For South Africa, the past is harder to escape than a prison
‘Escape from Pretoria’ is the story of Tim Jenkin and Stephen Lee, two white South Africans branded as terrorists and imprisoned in 1978 for anti-apartheid activities. While they were held, they crafted wooden keys for 10 steel doors and broke free. Now, 42 years later, Stephen Applebaum talks to them
When Tim Jenkin, Stephen Lee and Alex Moumbaris escaped fom Pretoria Central Prison, using the same wooden front door through which they’d entered the facility at the start of their sentences, their breakout would have been flawless but for Moumbaris forcing it open with a chisel. They had left no evidence along their route from the political prisoners’ section, and were it not for the signs of brute force used on the last of the 10 doors that had stood between the jailed anti-apartheid activists and freedom, it would have appeared as if they’d simply vanished into thin air.
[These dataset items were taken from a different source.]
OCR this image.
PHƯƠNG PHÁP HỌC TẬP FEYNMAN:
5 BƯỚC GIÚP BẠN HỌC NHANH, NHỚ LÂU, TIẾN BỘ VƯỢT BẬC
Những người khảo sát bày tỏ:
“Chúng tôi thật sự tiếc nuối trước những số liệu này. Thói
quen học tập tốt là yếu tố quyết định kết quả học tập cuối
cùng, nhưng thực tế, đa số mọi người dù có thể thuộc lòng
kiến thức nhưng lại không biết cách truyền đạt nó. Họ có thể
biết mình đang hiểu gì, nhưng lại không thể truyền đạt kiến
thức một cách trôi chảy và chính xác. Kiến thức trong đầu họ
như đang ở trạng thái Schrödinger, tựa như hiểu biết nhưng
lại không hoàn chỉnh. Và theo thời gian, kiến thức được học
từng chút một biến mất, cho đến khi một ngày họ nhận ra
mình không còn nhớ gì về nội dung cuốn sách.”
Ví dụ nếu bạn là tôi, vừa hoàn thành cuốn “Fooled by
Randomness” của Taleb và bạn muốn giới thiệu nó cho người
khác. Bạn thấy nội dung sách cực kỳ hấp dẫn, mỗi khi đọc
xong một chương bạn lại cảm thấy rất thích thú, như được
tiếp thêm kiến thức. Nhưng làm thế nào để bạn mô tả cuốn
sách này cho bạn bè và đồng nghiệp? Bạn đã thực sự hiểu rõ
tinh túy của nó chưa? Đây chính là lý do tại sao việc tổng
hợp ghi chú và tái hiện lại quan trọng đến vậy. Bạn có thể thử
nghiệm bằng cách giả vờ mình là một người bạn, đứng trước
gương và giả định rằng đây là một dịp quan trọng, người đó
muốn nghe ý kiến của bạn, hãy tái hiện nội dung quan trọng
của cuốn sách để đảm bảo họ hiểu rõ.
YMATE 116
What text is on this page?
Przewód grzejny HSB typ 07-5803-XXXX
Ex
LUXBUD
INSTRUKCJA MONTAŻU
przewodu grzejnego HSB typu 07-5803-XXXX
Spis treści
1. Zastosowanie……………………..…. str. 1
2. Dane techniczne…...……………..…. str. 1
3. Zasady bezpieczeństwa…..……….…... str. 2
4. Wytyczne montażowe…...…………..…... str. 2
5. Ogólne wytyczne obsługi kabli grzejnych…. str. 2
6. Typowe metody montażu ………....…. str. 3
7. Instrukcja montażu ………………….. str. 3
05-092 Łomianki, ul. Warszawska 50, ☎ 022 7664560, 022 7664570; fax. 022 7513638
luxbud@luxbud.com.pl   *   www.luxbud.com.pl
On the phone from his home in Cape Town, Jenkin says he had attempted to convince Moumbaris that they should return to their wing and try again another day. It wasn’t as if this was the first time they had slipped from their cells and crept through the prison using wooden keys they’d made. Moumbaris and Jenkin had even gone all the way to the final door before, but hadn’t ever tried to open it. When they did, they discovered that none of their homemade keys worked. What would another short delay have mattered while they perfected the key for the “ordinary house lock” that was frustratingly impeding their exit?